Urteil: Anspruch auf Krippenplatz im Umkreis von fünf Kilometern

Laut einem gestern verkündeten Urteil des Verwaltungsgerichts Köln muss der Betreuungsplatz für unter Dreijährige in einem Umkreis von maximal fünf Kilometern um den Wohnort liegen. Außerdem dürfen Eltern selbst bestimmen, ob ihr Kind in einer KiTa oder bei der Tagesmutter betreut werden soll.

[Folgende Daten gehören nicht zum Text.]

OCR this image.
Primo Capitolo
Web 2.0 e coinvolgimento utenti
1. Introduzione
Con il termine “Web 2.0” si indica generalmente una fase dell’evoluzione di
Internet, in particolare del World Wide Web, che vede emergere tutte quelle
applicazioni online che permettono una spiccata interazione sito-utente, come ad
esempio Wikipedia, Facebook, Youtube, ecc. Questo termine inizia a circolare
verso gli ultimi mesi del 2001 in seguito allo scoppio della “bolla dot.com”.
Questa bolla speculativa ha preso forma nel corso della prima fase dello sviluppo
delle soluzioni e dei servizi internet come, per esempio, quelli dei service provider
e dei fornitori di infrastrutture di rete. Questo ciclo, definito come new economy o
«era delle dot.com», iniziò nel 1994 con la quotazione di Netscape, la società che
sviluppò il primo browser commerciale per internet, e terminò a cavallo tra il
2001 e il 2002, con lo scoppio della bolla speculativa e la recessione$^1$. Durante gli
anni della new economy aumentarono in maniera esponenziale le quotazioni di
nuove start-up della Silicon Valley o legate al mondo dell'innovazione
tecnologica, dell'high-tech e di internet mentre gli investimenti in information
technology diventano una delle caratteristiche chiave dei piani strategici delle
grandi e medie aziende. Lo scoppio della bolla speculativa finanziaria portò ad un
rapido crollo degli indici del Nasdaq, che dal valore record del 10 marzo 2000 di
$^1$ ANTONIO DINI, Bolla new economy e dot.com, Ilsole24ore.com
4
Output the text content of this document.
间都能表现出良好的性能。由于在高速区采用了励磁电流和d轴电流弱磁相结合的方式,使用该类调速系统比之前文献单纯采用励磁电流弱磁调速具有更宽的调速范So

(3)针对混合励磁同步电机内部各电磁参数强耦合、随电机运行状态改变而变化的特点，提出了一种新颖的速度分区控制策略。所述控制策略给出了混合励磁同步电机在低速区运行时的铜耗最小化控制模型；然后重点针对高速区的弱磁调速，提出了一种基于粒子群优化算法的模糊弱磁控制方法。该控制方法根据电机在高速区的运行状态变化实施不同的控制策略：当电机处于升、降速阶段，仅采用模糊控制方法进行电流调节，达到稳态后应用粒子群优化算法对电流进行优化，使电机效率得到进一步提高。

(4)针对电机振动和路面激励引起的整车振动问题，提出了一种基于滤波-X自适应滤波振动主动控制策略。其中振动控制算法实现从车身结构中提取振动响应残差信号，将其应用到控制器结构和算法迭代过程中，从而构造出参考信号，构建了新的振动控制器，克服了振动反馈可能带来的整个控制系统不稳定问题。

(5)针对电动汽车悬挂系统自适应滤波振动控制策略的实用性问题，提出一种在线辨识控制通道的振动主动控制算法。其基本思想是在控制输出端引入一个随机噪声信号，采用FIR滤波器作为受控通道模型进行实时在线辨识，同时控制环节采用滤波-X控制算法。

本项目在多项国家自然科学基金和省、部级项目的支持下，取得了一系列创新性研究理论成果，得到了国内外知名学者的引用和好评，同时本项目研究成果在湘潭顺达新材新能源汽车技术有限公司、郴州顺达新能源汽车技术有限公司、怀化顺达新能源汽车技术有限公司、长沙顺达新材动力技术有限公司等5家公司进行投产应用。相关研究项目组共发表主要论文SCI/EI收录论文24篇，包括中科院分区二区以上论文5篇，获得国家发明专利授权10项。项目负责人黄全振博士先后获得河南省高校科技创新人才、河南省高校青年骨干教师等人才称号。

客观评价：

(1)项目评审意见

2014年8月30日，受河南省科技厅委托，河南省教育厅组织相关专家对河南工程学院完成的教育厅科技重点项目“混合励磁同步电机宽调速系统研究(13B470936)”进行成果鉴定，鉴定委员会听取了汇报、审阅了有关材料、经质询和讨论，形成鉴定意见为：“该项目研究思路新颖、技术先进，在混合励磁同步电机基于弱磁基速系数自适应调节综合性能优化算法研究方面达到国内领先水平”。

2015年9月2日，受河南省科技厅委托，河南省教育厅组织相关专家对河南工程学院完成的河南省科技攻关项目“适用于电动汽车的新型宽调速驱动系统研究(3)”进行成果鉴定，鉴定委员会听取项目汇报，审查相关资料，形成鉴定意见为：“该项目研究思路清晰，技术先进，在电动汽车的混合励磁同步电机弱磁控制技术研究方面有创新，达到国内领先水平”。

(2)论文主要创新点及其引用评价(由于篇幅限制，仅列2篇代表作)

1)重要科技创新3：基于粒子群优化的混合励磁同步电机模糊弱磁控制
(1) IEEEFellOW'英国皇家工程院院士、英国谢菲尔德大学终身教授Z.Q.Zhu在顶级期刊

Ab dem ersten August müssen Kommunen aufgrund eines 2007 beschlossenen Gesetzes Krippenplätze für unter 3-Jährige garantieren. Bisher lag es allerdings in der Hand der Verwaltung, ob ein freier Betreuungsplatz bei der Tagesmutter oder in einer Einrichtung zugewiesen wurde und wie weit dieser vom Wohnort entfernt war.

Dagegen haben jetzt Eltern in Köln geklagt. Wie spiegelonline berichtete, hat das Verwaltungsgericht Köln gestern in zwei Eilverfahren die Verfügungsmacht der Verwaltung stark begrenzt und den Kindern und Eltern mehr Rechte zugesprochen. Dem Urteil zufolge ist es den Eltern nicht zuzumuten, dass der Betreuungsplatz weiter als fünf Kilometer vom Wohnort entfernt ist. Außerdem dürfen die Eltern selbst entscheiden, ob ihr Kind bei einer Tagesmutter oder in einer KiTa betreut werden soll.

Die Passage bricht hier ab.